Ralph Ellison tackles exactly how difficult it is to create "the uncreated features of our face" in a world where we are not seen for who we are, in a world where people don't see beyond your clothes or the color of your skin.  We are all invisible to each other when our inner eye tells our physical eye what to see.  And on top of that, the organizations and groups that exert their forces upon us don't care at all who we are.
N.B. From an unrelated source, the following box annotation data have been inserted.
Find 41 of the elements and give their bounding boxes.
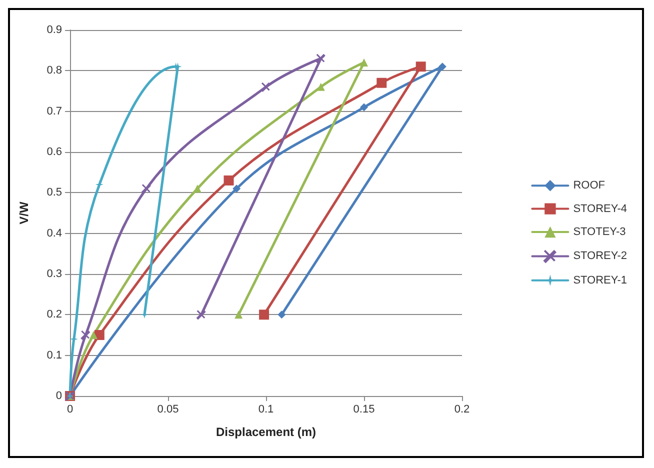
- legend-label: STOREY-2: [573, 250, 628, 262]
- x-tick-label: 0.1: [258, 404, 274, 416]
- x-tick-label: 0: [66, 404, 74, 416]
- point: [234, 310, 243, 319]
- y-tick-label: 0.6: [46, 146, 62, 158]
- point: [94, 330, 104, 340]
- y-axis-title: V/W: [17, 201, 31, 224]
- y-tick-label: 0: [56, 390, 62, 402]
- point: [261, 82, 271, 92]
- y-tick-label: 0.5: [46, 186, 62, 199]
- point: [224, 175, 234, 186]
- point: [376, 78, 387, 88]
- y-tick-label: 0.4: [46, 227, 62, 240]
- point: [278, 310, 286, 319]
- point: [80, 330, 90, 340]
- x-tick-label: 0.05: [157, 404, 179, 416]
- x-axis-title: Displacement (m): [216, 425, 316, 439]
- point: [316, 82, 325, 91]
- x-tick-label: 0.2: [454, 404, 470, 416]
- y-tick-label: 0.3: [46, 268, 62, 280]
- point: [259, 310, 270, 320]
- point: [416, 62, 426, 72]
- x-tick-label: 0.15: [353, 404, 375, 416]
- point: [90, 331, 98, 339]
- y-tick-label: 0.2: [46, 308, 62, 321]
- point: [438, 62, 446, 71]
- point: [316, 54, 326, 64]
- legend-label: STOREY-4: [573, 202, 628, 215]
- legend-label: STOTEY-3: [573, 226, 626, 238]
- point: [360, 103, 368, 112]
- y-tick-label: 0.1: [46, 349, 62, 362]
- y-tick-label: 0.7: [46, 105, 62, 118]
- point: [142, 184, 152, 194]
- y-tick-label: 0.9: [46, 24, 62, 36]
- legend-label: ROOF: [573, 180, 606, 192]
- point: [196, 310, 206, 320]
- point: [232, 184, 241, 193]
- point: [95, 180, 104, 189]
- legend-label: STOREY-1: [573, 274, 628, 286]
- y-tick-label: 0.8: [46, 64, 62, 77]
- point: [360, 58, 368, 67]
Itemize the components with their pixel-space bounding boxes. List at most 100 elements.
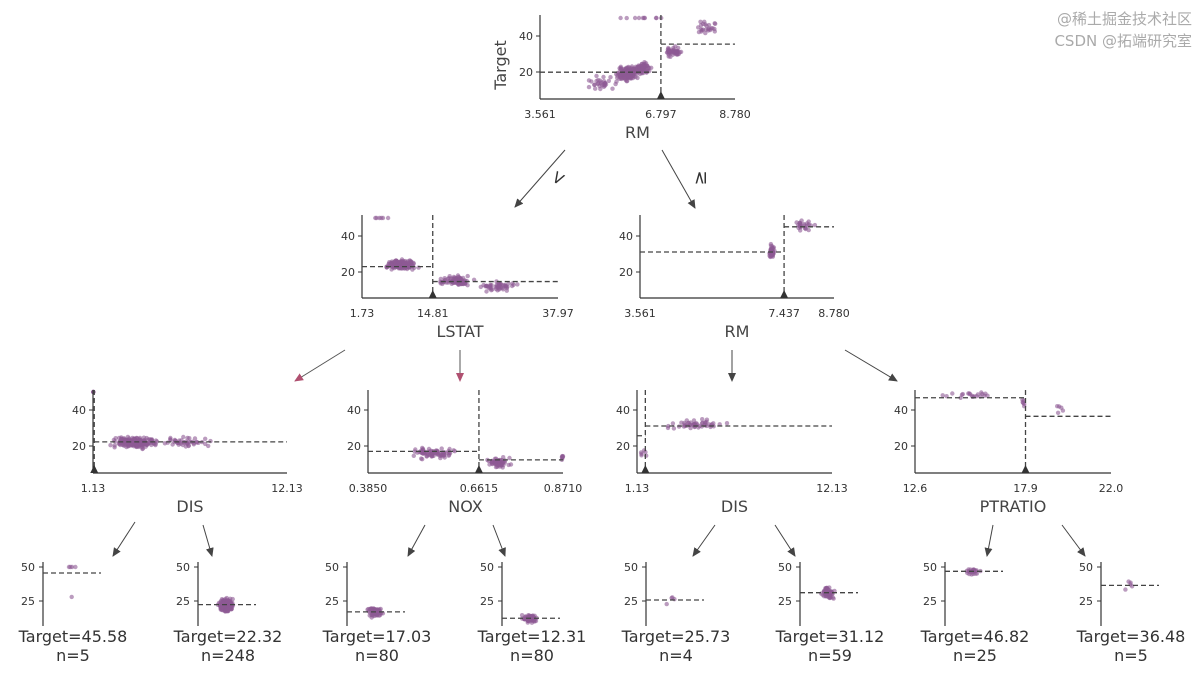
data-point (447, 452, 452, 457)
y-tick-label: 20 (616, 440, 630, 453)
data-point (812, 222, 818, 228)
data-point (1126, 579, 1131, 584)
y-tick-label: 50 (624, 561, 638, 574)
edge-arrow (202, 524, 214, 557)
data-point (369, 615, 374, 620)
leaf-prediction: Target=45.58 (18, 627, 128, 646)
node-panels: 20 40 3.561 6.797 8.780 RM Target 20 40 1.73 14.81… (18, 15, 1186, 665)
feature-label: DIS (721, 497, 748, 516)
split-marker-triangle (428, 290, 437, 298)
y-tick-label: 50 (1079, 561, 1093, 574)
edge-label-less-than: < (546, 166, 572, 190)
data-point (975, 392, 981, 397)
feature-label: LSTAT (436, 322, 483, 341)
data-point (632, 15, 638, 21)
data-point (666, 423, 671, 429)
data-point (509, 283, 515, 289)
leaf-node: 25 50 Target=31.12n=59 (775, 561, 885, 665)
data-point (1055, 410, 1061, 415)
y-tick-label: 20 (72, 440, 86, 453)
x-tick-label: 7.437 (768, 307, 800, 320)
data-point (389, 267, 394, 272)
data-point (618, 67, 623, 72)
data-point (669, 595, 674, 601)
data-point (451, 274, 456, 280)
edge-arrow (294, 349, 346, 382)
leaf-prediction: Target=36.48 (1076, 627, 1186, 646)
data-point (691, 418, 697, 423)
y-tick-label: 25 (176, 595, 190, 608)
leaf-sample-count: n=248 (201, 646, 255, 665)
data-point (154, 439, 160, 444)
data-point (643, 61, 649, 66)
data-point (678, 49, 684, 55)
leaf-prediction: Target=12.31 (477, 627, 587, 646)
data-point (69, 594, 74, 600)
data-point (409, 259, 414, 264)
x-tick-label: 6.797 (645, 108, 677, 121)
data-point (643, 449, 648, 455)
data-point (181, 434, 186, 440)
x-tick-label: 1.73 (350, 307, 375, 320)
data-point (1059, 405, 1064, 410)
data-point (484, 289, 489, 294)
split-marker-triangle (780, 290, 789, 298)
y-axis-label: Target (491, 40, 510, 91)
y-tick-label: 50 (325, 561, 339, 574)
edge-arrow (844, 349, 898, 382)
data-point (525, 620, 530, 625)
leaf-node: 25 50 Target=17.03n=80 (322, 561, 432, 665)
x-tick-label: 0.3850 (349, 482, 388, 495)
data-point (530, 613, 535, 619)
split-marker-triangle (641, 465, 650, 473)
data-point (985, 393, 990, 398)
feature-label: NOX (448, 497, 483, 516)
data-point (365, 607, 370, 612)
data-point (73, 564, 78, 570)
x-tick-label: 12.13 (271, 482, 303, 495)
data-point (438, 276, 443, 282)
data-point (950, 391, 955, 396)
y-tick-label: 50 (480, 561, 494, 574)
data-point (497, 460, 502, 465)
y-tick-label: 50 (923, 561, 937, 574)
data-point (700, 417, 705, 422)
y-tick-label: 40 (341, 230, 355, 243)
data-point (806, 219, 811, 224)
split-node-ptratio: 20 40 12.6 17.9 22.0 PTRATIO (894, 390, 1123, 516)
leaf-sample-count: n=5 (1114, 646, 1148, 665)
data-point (641, 15, 647, 21)
data-point (676, 45, 681, 51)
data-point (496, 284, 501, 289)
leaf-sample-count: n=5 (56, 646, 90, 665)
data-point (140, 446, 145, 452)
data-point (452, 449, 457, 454)
data-point (168, 437, 173, 442)
y-tick-label: 20 (347, 440, 361, 453)
data-point (192, 436, 198, 441)
tree-edges (112, 149, 1086, 557)
x-tick-label: 0.8710 (544, 482, 583, 495)
data-point (626, 74, 631, 79)
edge-label-greater-equal: ≥ (690, 170, 711, 185)
data-point (112, 445, 117, 450)
data-point (640, 66, 645, 71)
data-point (979, 390, 984, 395)
data-point (144, 442, 149, 447)
data-point (671, 426, 677, 431)
data-point (649, 65, 654, 71)
data-point (685, 421, 691, 426)
watermark-line-2: CSDN @拓端研究室 (1054, 32, 1192, 50)
data-point (129, 441, 134, 446)
data-point (410, 267, 415, 272)
y-tick-label: 25 (21, 595, 35, 608)
data-point (175, 440, 180, 445)
y-tick-label: 50 (21, 561, 35, 574)
edge-arrow (661, 149, 696, 209)
y-tick-label: 40 (519, 30, 533, 43)
data-point (515, 282, 520, 287)
data-point (636, 15, 642, 21)
data-point (724, 421, 730, 426)
y-tick-label: 25 (624, 595, 638, 608)
data-point (507, 455, 512, 461)
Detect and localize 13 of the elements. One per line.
That problem, the problem of discovering who we are, sounds airy and philosophical, but Ellison keeps his novel grounded in details and the specific world that scrapes against the narrator.  But the theoretical, the philosophical, hovers right behind the physical in all things in this novel.  Every description does double duty, both anchoring us in the physical moment of the scene and alluding to the meaning of the image.  Take this passage, in which the narrator finds himself alone with a beautiful white woman who has designs on our protagonist.  She is on the phone and they are standing in her bedroom:
I nodded, seeing her turn without a word and go toward a vanity with a large oval mirror, taking up an ivory telephone.   And in the mirrored instant I saw myself standing between her eager form and a huge white bed, myself caught in a guilty stance, my face taut, tie dangling; and behind the bed another mirror which now like a surge of the sea tossed our images back and forth, back and forth, furiously multiplying the time and the place and the circumstance.

Ellison wastes not a single moment, not a single image, and not a single word.  It is truly stunning to read, and I found myself wanting to read slower and slower to feel each word and image move between the fingers of my mind just to admire their texture and power.

Finally, this book, perfect in its execution and elocution, would fall flat were it not for its unflinching honesty.  This novel tackles so much about our world, and it does so with a crazy sense of control.  I never once doubted that Ellison had thought this novel and its subject matter through down to every detail.  But for all that confidence and deft handling of his material, Ellison has no pat answers to the dilemmas his narrator faces.  The mystery of life is perfectly articulated and poignantly unsolved.

If you are only going to read a handful of books from this list of 100, Invisible Man should be at the top of your list.